What Is Revenue-Based Financing
RBF is an opportunity for businesses and investors to pair up to generate shared wealth. It occurs when an investor injects capital into a business in exchange for a fixed percentage of the business’ ongoing gross revenues.
Here’s what you need to know about RBF:
- Payments increase and decrease, depending on business revenues. As a business makes more money, the investor also makes more money. When the business earns less money, the investor earns less money. Both the business and the investor want the same thing: for the business to turn a profit.
- Investor returns continue until the principal amount of the loan is repaid plus a multiple. While not set in stone because this is an RBF model, investors typically seek to recoup their investment within a three- to five-year period.
What Revenue-Based Financing Is Not
It's easy to mistake RBF for a traditional bank loan or a situation in which an angel investor or venture capital firm injects money into a business for a return of the profit. Those aren’t the same thing as RBF.
- RBF is not a bank loan. Businesses may decide against pursuing a traditional bank loan because banks may require upfront collateral. In most cases, a bank will require a business owner to sign an agreement that allows the bank to come after the business owner’s personal assets should the business default on the loan. This doesn’t happen with RBF.
- RBF is not venture capital or angel investing. There’s no selling of equity in exchange for the capital infusion with RBF. Instead of providing an equity share, the RBF model provides equity warrants. In finance, a warrant is a security that entitles the holder to buy company stock at a fixed price or “exercise” price. This warrant stays in effect until the expiry date passes.
Advantages of Revenue-Based Financing
RBF has several advantages you must understand in order to determine if it’s right for your business. These include:
- Both parties benefit when the business generates lots of revenue. Both the business owner and the RBF firm benefit when business revenue increases. Both have aligned goals in this sense — when the business does well, both parties do well. When the business suffers, both parties suffer.
- It helps during rough times. When a business has a hard time staying afloat due to an economic or market downturn, RBF can prove especially helpful for ensuring its success. Sometimes, a business needs an injection of cash to survive and keep growing. RBF allows this to happen.
- The cost of capital is usually less than some other finance options. In general, it costs considerably less to borrow money through RBF than other alternative finance routes. This is true in the case of angel investing, merchant cash advances, and even invoice financing.
Here are several factors contributing to RBF’s lower capital cost:
- Interest Rates: The reason capital costs much less with this option has a lot to do with interest rates. Interest rates for RBF generally run lower than those for other loan types.
- Legal Fees: Legal fees also tend to run lower with RBF.
- Tax Breaks: Businesses also can take advantage of tax breaks because the RBF investment is a loan with tax-deductible interest.
Here’s why RBF is preferable to a traditional bank loan:
- An RBF firm won't go after a business owner’s personal assets like a traditional bank would. This can take a lot of pressure off a small business owner.

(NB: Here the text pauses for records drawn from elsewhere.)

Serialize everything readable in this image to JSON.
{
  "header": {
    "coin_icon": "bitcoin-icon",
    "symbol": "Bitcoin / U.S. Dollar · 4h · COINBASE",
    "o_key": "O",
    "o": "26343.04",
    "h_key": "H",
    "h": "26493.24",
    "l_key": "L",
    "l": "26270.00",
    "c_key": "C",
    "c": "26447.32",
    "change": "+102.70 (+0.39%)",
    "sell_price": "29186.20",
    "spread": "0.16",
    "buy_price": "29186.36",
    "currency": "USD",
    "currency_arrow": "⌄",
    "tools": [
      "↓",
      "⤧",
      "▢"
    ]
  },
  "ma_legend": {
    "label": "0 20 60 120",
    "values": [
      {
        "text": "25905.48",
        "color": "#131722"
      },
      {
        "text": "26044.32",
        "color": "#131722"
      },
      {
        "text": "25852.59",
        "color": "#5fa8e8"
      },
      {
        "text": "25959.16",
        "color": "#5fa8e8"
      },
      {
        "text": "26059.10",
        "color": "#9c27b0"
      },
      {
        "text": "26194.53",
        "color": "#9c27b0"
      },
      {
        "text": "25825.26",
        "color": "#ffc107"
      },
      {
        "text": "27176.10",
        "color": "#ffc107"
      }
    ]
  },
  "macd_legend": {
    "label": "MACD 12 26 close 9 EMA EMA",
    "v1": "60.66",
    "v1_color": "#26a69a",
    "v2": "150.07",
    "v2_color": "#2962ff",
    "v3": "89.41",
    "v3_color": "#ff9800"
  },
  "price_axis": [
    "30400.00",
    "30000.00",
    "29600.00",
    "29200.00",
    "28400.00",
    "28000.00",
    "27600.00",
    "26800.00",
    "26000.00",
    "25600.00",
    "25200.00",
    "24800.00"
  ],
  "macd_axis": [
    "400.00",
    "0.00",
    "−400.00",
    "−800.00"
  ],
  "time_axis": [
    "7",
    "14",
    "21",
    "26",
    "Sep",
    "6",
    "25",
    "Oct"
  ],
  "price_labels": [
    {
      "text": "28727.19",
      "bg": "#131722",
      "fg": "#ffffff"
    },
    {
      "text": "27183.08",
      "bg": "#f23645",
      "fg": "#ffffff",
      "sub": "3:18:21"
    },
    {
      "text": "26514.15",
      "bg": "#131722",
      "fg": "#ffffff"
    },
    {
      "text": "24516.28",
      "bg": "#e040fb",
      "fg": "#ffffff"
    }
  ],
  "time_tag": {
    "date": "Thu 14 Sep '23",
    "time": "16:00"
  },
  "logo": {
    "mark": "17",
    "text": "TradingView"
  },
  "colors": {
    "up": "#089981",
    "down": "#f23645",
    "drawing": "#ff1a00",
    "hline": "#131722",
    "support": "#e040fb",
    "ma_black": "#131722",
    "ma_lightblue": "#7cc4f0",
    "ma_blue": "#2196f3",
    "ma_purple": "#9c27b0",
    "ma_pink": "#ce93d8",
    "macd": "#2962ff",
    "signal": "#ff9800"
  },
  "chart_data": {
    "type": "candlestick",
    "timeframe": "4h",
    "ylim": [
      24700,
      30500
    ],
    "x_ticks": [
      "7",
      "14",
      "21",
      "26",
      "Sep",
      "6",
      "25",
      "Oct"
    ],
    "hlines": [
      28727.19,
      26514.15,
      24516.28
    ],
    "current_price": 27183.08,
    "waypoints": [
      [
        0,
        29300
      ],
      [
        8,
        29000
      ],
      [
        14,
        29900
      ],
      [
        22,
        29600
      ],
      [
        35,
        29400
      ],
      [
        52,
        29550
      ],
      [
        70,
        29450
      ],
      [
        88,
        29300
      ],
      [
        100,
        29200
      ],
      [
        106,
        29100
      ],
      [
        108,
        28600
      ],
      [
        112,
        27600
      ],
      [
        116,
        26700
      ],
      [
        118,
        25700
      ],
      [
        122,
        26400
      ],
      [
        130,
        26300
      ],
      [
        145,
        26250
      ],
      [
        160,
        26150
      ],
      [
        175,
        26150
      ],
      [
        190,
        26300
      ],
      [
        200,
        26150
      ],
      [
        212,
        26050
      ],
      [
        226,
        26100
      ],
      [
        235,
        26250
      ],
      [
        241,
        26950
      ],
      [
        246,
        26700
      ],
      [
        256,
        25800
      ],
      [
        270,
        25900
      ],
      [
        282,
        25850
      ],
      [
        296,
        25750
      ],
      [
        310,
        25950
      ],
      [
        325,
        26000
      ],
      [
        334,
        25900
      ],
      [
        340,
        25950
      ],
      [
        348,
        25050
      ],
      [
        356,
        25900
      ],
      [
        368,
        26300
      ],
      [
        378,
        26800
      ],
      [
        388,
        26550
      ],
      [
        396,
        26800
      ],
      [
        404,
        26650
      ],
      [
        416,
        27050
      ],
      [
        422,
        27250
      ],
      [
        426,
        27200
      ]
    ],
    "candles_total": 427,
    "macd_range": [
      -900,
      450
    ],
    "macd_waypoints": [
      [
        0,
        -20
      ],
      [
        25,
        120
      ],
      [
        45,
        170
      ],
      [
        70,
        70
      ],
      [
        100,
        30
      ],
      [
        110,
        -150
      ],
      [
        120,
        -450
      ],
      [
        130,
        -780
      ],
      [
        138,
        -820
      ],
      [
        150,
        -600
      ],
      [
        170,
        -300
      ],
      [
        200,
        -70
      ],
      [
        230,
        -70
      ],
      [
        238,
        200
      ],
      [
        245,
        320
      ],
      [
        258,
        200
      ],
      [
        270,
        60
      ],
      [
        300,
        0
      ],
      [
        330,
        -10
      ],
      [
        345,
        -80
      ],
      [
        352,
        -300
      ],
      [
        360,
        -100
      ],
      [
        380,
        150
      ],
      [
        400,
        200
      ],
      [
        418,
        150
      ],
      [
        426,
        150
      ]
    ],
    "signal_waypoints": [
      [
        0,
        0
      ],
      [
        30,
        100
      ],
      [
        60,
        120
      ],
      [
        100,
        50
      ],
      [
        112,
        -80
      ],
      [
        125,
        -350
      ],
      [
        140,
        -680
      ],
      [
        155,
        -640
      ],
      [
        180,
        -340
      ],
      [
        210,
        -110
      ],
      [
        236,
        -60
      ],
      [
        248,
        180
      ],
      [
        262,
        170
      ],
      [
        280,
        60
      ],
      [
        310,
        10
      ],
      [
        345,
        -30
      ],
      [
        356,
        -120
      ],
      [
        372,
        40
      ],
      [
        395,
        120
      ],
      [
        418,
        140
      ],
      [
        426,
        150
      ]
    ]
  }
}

- It’s easier to get financing. A bank will require a lot of paperwork. An RBF firm just cares that a business is in good health and can maintain strong margins.
How To Qualify for Revenue-Based Financing
To qualify for an RBF loan, a business must meet two key requirements. But, to do so, a business will first need sufficient operational history and a record of sustained growth.
Here are the two key requirements to qualify for RBF:
- The business must currently generate revenue. An RBF firm makes its money based on revenues generated by the business. For this reason, an RBF firm won’t inject capital into a business that doesn’t already have a steady revenue stream.
- The business must have strong gross margins. An RBF firm also won’t inject capital into a business that lacks strong gross margins. Why? Because RBF firms take a percentage of a company's gross margins as repayment. The stronger the gross margins, the sooner a business can repay the loan to the RBF firm.
RBF attracts businesses seeking an injection of capital. If a business wants to remain its own separate entity without taking on partners, the RBF model allows this to happen. In contrast, angel investors and venture capital firms take an ownership stake in the company and sometimes have input into the business’ daily operations. RBF allows a business owner to retain control of their business without the input and control that comes with venture capital money and angel investing.
With RBF, a business agrees to give up a percentage of its gross revenues in exchange for an infusion of cash from an RBF firm. Both parties have a mutual interest in the success of the business. As such, the business owner and RBF firm may collaborate to ensure the business makes the best use of its capital. When the business thrives, both the business owner and the RBF firm thrive. The sooner the business can repay the RBF firm, the better the rate of return on the RBF firm’s investment.